Laurence Blisson, secrétaire générale du Syndicat de la magistrature
Laurence Blisson, secrétaire générale du Syndicat de la magistrature

[06/02/2016]

Comment interpréter le choix, puis la prolongation de l’état d’urgence ?

Ce n’était pas une nécessité opérationnelle. Le droit pénal antiterroriste d’un côté, et la police administrative de l’autre, permettaient de prendre des mesures qui pouvaient s’avérer légitimes dans l’immédiateté des attentats. Mais la logique politique va beaucoup plus loin.

Quel regard portez-vous sur le bilan des actions des forces de l’ordre ?

Deux enquêtes antiterroristes ouvertes à l’issue de 3 000 perquisitions administratives, c’est parlant.
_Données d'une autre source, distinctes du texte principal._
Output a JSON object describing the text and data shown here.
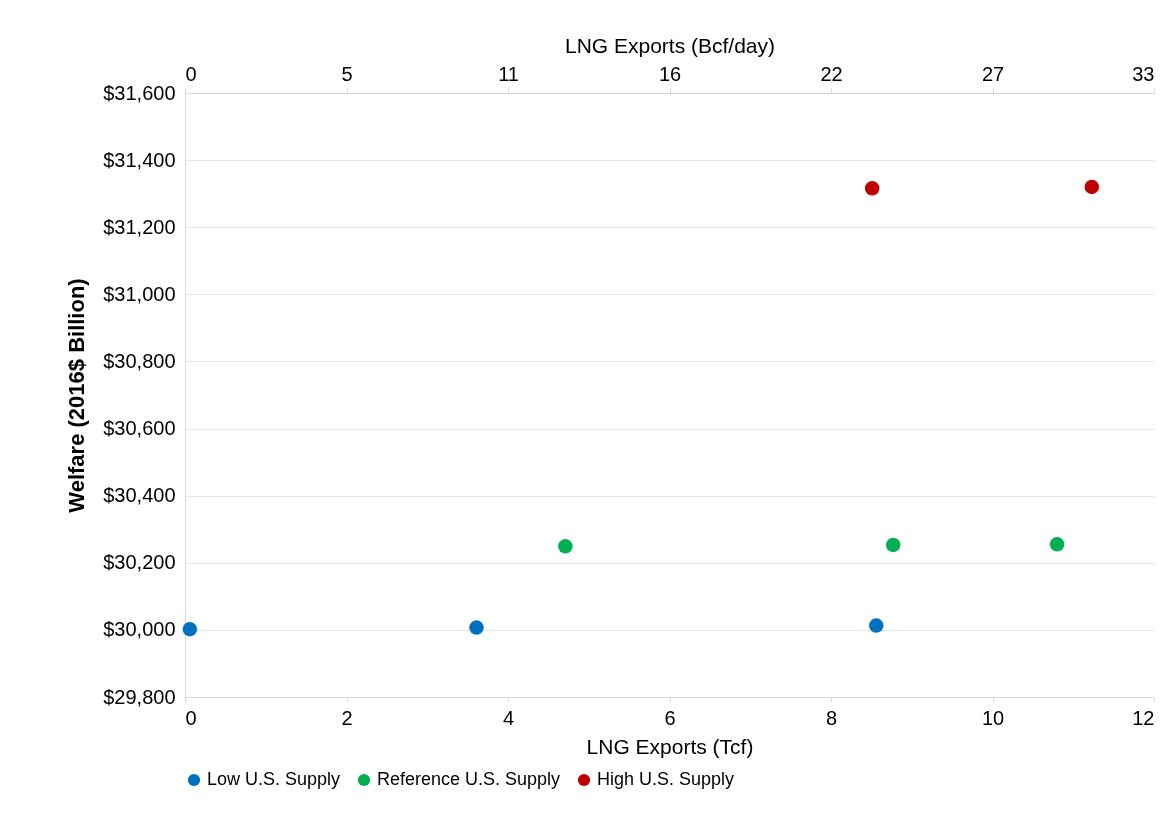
{
  "chart_data": {
    "type": "scatter",
    "xlabel": "LNG Exports  (Tcf)",
    "x2label": "LNG Exports  (Bcf/day)",
    "ylabel": "Welfare (2016$ Billion)",
    "xlim": [
      0,
      12
    ],
    "xticks": [
      0,
      2,
      4,
      6,
      8,
      10,
      12
    ],
    "x2lim": [
      0,
      33
    ],
    "x2ticks": [
      0,
      {
        "value": 5.5,
        "label": "5"
      },
      11,
      {
        "value": 16.5,
        "label": "16"
      },
      22,
      {
        "value": 27.5,
        "label": "27"
      },
      33
    ],
    "ylim": [
      29800,
      31600
    ],
    "yticks": [
      {
        "value": 29800,
        "label": "$29,800"
      },
      {
        "value": 30000,
        "label": "$30,000"
      },
      {
        "value": 30200,
        "label": "$30,200"
      },
      {
        "value": 30400,
        "label": "$30,400"
      },
      {
        "value": 30600,
        "label": "$30,600"
      },
      {
        "value": 30800,
        "label": "$30,800"
      },
      {
        "value": 31000,
        "label": "$31,000"
      },
      {
        "value": 31200,
        "label": "$31,200"
      },
      {
        "value": 31400,
        "label": "$31,400"
      },
      {
        "value": 31600,
        "label": "$31,600"
      }
    ],
    "grid": "y",
    "legend": "bottom",
    "marker": "circle",
    "series": [
      {
        "name": "Low U.S. Supply",
        "color": "#0070c0",
        "x": [
          0.06,
          3.61,
          8.56
        ],
        "values": [
          30002,
          30007,
          30013
        ]
      },
      {
        "name": "Reference U.S. Supply",
        "color": "#00b050",
        "x": [
          4.71,
          8.77,
          10.8
        ],
        "values": [
          30249,
          30253,
          30255
        ]
      },
      {
        "name": "High U.S. Supply",
        "color": "#c00000",
        "x": [
          8.51,
          11.23
        ],
        "values": [
          31316,
          31320
        ]
      }
    ]
  }
}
Cela démontre que les autorités ont ratissé extrêmement large, par exemple sur des affaires de stupéfiants et d’armes, sans se soucier du lien direct avec des infractions terroristes. Mais l’analyse des chiffres n’est pas suffisante. En réalité, la procédure judiciaire permet de lutter contre le terrorisme alors que les perquisitions administratives sont susceptibles de dérives, de stigmatisation, et même de susciter chez certaines personnes un rejet très fort de la réponse étatique donnée aux attentats.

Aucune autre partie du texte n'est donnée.